A, 95% CIs of the odds ratios based on bivariable logistic regression analyses. B, 95% CIs of the odds ratios based on multivariable (with all symptoms included in the model) logistic regression analyses. SARS-CoV-2 indicates severe acute respiratory syndrome coronavirus 2.
aFever could be either subjective or confirmed.
Results
All 4125 staff were invited and 3056 (74%) participated (306 physicians, 1266 nurses, 292 paramedical staff, 555 technical staff, 445 administrative staff, and 192 others, including students and volunteers). At least one-third of those not tested were individuals not at work during the period. Overall, 197 staff (6.4% [95% CI, 5.5%-7.3%]) had IgG antibodies for SARS-CoV-2. Age and sex were not statistically significantly different among staff with or without antibodies (mean age, 39.5 [SD, 13.1] vs 41.3 [SD, 12.4] years; 38/197 [19%] vs 614/2859 [21%] men). Being involved in clinical care, having worked during the lockdown phase, being involved in care for patients with COVID-19, and exposure to COVID-19–positive coworkers were not statistically significantly associated with seroprevalence (Figure 2A). In contrast, having a household contact with suspected or confirmed COVID-19 was associated with antibody positivity (81/593 [13.7%] with household contacts vs 116/2435 [4.8%] without household exposure; P < .001), with an odds ratio of 3.15 (95% CI, 2.33-4.25).
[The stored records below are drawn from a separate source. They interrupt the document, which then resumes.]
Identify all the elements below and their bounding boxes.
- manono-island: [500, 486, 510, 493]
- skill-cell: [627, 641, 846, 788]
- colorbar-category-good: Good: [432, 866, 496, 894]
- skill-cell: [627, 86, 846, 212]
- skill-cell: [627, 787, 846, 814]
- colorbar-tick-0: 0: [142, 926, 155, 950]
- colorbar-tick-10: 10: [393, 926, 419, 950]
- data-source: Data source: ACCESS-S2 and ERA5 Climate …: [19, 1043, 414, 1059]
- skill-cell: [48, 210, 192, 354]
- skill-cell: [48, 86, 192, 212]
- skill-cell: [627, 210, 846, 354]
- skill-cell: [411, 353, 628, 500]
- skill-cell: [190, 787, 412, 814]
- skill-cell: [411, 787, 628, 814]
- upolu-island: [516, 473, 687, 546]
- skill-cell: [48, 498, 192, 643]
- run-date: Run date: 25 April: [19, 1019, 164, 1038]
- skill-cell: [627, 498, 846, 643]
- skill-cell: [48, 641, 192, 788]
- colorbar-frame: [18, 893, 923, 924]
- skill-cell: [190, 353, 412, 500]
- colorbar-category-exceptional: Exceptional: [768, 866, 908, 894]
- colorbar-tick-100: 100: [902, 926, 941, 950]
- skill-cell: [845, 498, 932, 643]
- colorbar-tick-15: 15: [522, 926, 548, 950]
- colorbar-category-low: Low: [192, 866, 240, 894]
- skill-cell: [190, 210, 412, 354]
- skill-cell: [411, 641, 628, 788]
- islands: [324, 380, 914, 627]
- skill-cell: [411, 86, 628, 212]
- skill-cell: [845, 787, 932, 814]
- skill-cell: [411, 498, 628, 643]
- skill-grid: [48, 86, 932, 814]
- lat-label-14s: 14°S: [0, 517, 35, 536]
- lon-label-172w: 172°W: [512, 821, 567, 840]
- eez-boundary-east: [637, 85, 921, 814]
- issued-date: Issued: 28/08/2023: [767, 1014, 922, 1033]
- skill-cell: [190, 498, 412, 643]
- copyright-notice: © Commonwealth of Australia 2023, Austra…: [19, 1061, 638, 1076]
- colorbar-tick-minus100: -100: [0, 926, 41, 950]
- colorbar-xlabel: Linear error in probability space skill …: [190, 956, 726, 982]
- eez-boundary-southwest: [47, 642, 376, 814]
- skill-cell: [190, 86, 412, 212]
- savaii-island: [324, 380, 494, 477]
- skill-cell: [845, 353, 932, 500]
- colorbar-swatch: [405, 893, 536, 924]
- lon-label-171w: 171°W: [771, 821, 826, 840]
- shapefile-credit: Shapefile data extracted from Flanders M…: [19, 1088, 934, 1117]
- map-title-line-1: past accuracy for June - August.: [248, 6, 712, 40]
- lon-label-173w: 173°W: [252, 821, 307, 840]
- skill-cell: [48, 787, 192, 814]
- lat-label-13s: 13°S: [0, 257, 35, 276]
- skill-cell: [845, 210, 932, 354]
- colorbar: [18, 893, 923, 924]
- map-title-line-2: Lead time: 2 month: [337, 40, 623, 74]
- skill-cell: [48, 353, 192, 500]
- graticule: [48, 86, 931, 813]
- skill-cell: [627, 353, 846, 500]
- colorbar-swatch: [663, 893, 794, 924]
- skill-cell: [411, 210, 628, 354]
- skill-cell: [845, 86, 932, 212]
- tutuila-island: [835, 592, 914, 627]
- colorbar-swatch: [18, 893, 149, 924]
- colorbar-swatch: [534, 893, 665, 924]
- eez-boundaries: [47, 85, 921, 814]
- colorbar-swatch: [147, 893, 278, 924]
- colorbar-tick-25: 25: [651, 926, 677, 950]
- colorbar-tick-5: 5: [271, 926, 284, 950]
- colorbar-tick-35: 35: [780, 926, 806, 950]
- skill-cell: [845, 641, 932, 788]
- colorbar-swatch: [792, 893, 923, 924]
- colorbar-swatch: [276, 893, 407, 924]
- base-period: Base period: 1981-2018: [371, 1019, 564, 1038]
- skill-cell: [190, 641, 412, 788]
A high proportion of staff mentioned at least 1 prior symptom (2294/3052 [75%]). Of those with antibodies, 30 of 197 (15%) reported no symptoms. Prior anosmia was associated with the presence of antibodies, with an odds ratio of 7.78 (95% CI, 5.22-11.53), as well as fever and cough (Figure 2B).
Discussion
In this hospital-wide screening study for SARS-CoV-2 antibodies among hospital staff, neither being directly involved in clinical care nor working in a COVID-19 unit increased the odds of being seropositive, while having a suspected COVID-19 household contact did. The high availability of PPE, high standards of infection prevention, and polymerase chain reaction screening in symptomatic staff, coupled with contact tracing and quarantine, might explain a relatively low seroprevalence.3
Limitations of this study include the single-center design and testing of only 74% of staff. Seroconversion may have been missed if testing was too early, especially without IgM results that might reflect more recent infection than IgG.
Quick screening of large cohorts is important to control the pandemic.4 Hospital-wide antibody screening for SARS-CoV-2 can help monitor transmission dynamics and evaluate infection control policies.
Section Editor: Jody W. Zylke, MD, Deputy Editor.